Neues Verfahren zur Untersuchung von Polymeren in der Umwelt

Ein Wissenschaftler entnimmt eine Bodenprobe zur weiteren Untersuchung. © Fraunhofer IAP

Bei der Nutzung von Klärschlamm als Düngemittel für die Landwirtschaft gelangen als Flockmittel eingesetzte Polyacrylamid-Copolymere (PAMs) in die Umwelt. Laut Düngemittelverordnung dürfen diese jedoch nicht im Boden verbleiben. Fraunhofer-Forscher haben ein Verfahren entwickelt, um unter realistischen Bedingungen zu untersuchen, ob PAMs in der Umwelt abgebaut werden, und wie schnell dies gegebenenfalls geschieht. Die Studie zeigt, dass der Grad des Abbaus den Vorgaben der Düngemittelverordnung entspricht. Das neuartige Verfahren lässt sich auch in anderen Bereichen zur Untersuchung des Verbleibs und des Abbaus von Polymeren oder Mikroplastik in der Umwelt einsetzen.

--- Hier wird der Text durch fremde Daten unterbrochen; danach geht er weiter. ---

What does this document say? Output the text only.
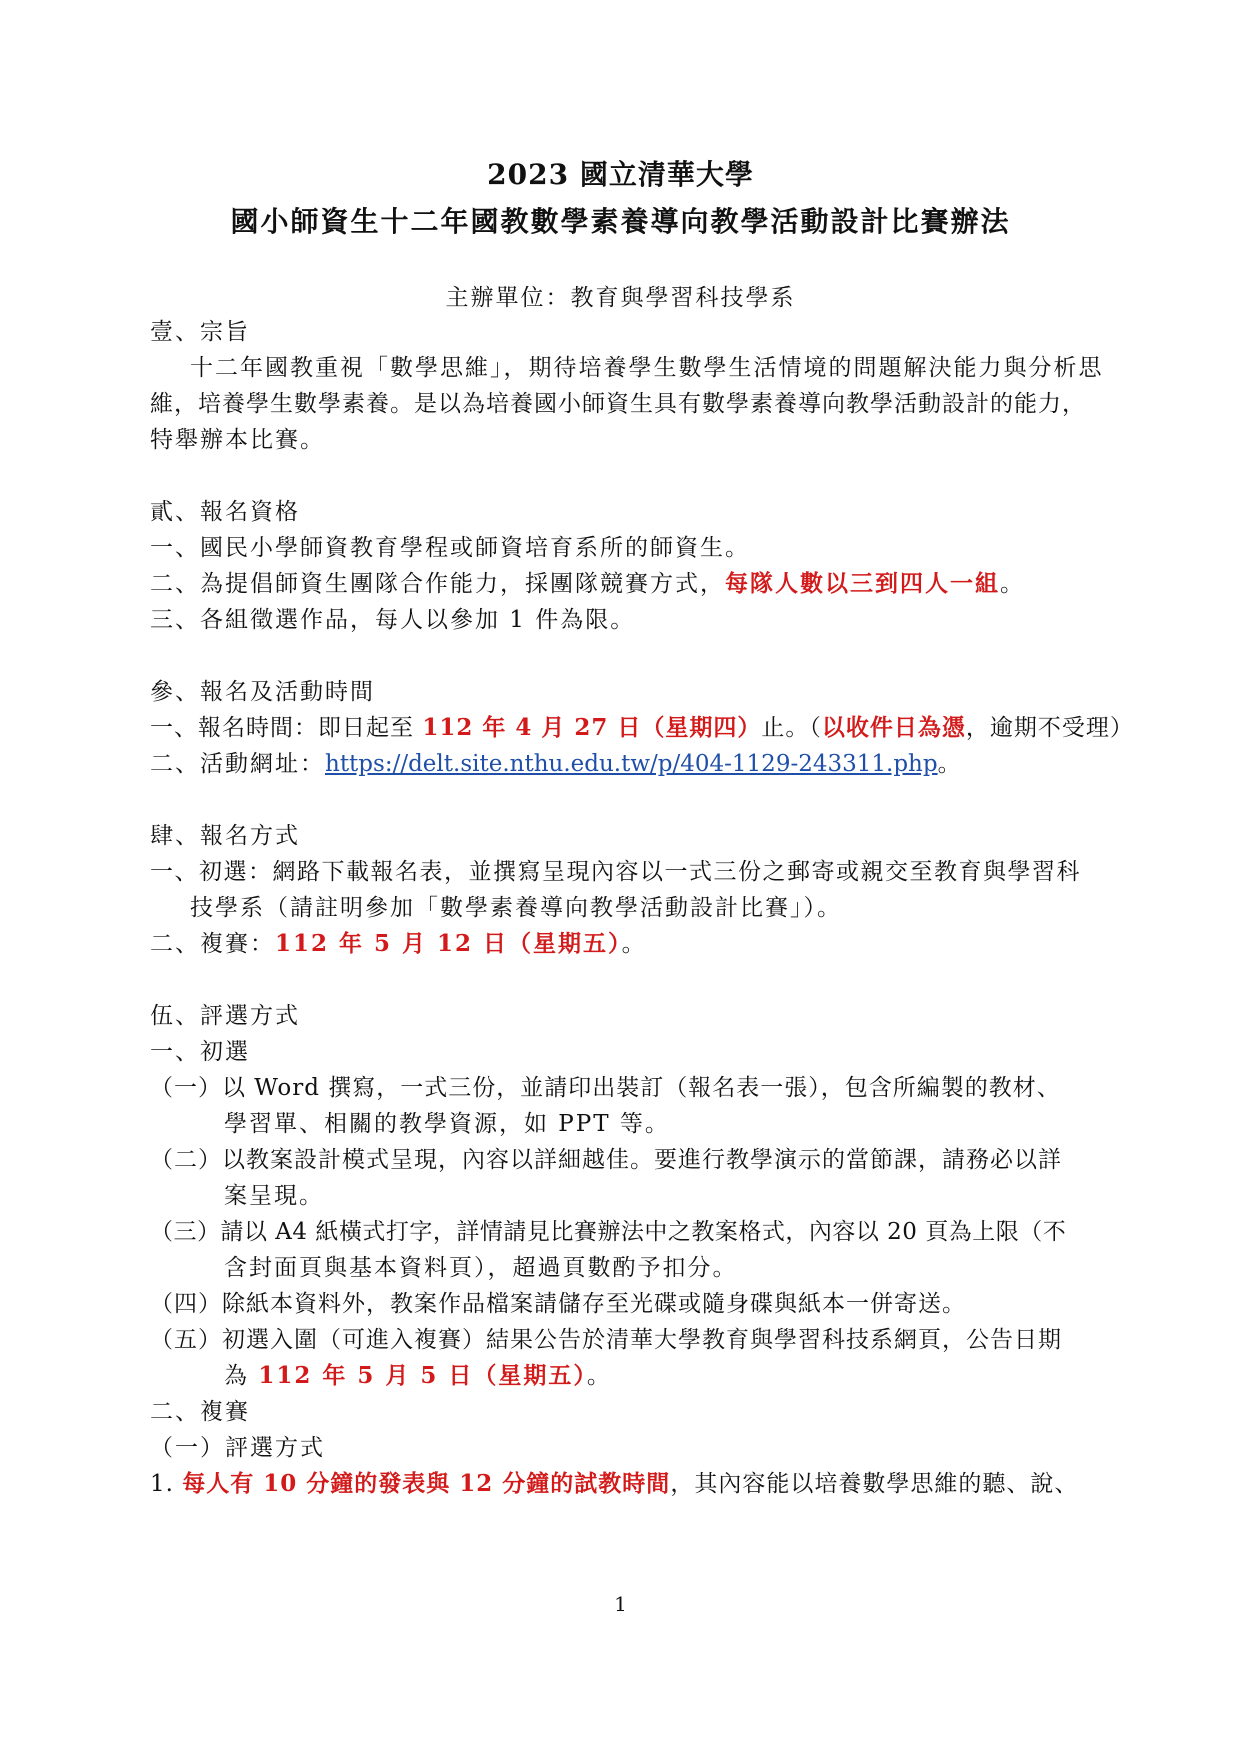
2023 國立清華大學
國小師資生十二年國教數學素養導向教學活動設計比賽辦法
主辦單位：教育與學習科技學系
壹、宗旨
十二年國教重視「數學思維」，期待培養學生數學生活情境的問題解決能力與分析思
維，培養學生數學素養。是以為培養國小師資生具有數學素養導向教學活動設計的能力，
特舉辦本比賽。
貳、報名資格
一、國民小學師資教育學程或師資培育系所的師資生。
二、為提倡師資生團隊合作能力，採團隊競賽方式，每隊人數以三到四人一組。
三、各組徵選作品，每人以參加 1 件為限。
參、報名及活動時間
一、報名時間：即日起至 112 年 4 月 27 日（星期四）止。（以收件日為憑，逾期不受理）
二、活動網址：https://delt.site.nthu.edu.tw/p/404-1129-243311.php。
肆、報名方式
一、初選：網路下載報名表，並撰寫呈現內容以一式三份之郵寄或親交至教育與學習科
技學系（請註明參加「數學素養導向教學活動設計比賽」）。
二、複賽：112 年 5 月 12 日（星期五）。
伍、評選方式
一、初選
（一）以 Word 撰寫，一式三份，並請印出裝訂（報名表一張），包含所編製的教材、
學習單、相關的教學資源，如 PPT 等。
（二）以教案設計模式呈現，內容以詳細越佳。要進行教學演示的當節課，請務必以詳
案呈現。
（三）請以 A4 紙橫式打字，詳情請見比賽辦法中之教案格式，內容以 20 頁為上限（不
含封面頁與基本資料頁），超過頁數酌予扣分。
（四）除紙本資料外，教案作品檔案請儲存至光碟或隨身碟與紙本一併寄送。
（五）初選入圍（可進入複賽）結果公告於清華大學教育與學習科技系網頁，公告日期
為 112 年 5 月 5 日（星期五）。
二、複賽
（一）評選方式
1. 每人有 10 分鐘的發表與 12 分鐘的試教時間，其內容能以培養數學思維的聽、說、
1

Laut Düngemittelverordnung, die »das Inverkehrbringen von Düngemitteln, Bodenhilfsstoffen, Kultursubstraten und Pflanzenhilfsmitteln« in Deutschland regelt, dürfen synthetische Polymere, und dazu gehören Polyacrylamid-Copolymere, nach Einbringen in die Umwelt nicht in der Natur verbleiben. Deshalb müssen PAMs in der Umwelt abgebaut werden – ohne weitere Hilfsmittel und unter natürlichen Bedingungen. Die Verordnung schreibt einen Abbau von mindestens 20 Prozent innerhalb von zwei Jahren vor. Ein Verfahren, wie dieser Wert überprüft werden soll, wird in der Verordnung indes nicht genannt.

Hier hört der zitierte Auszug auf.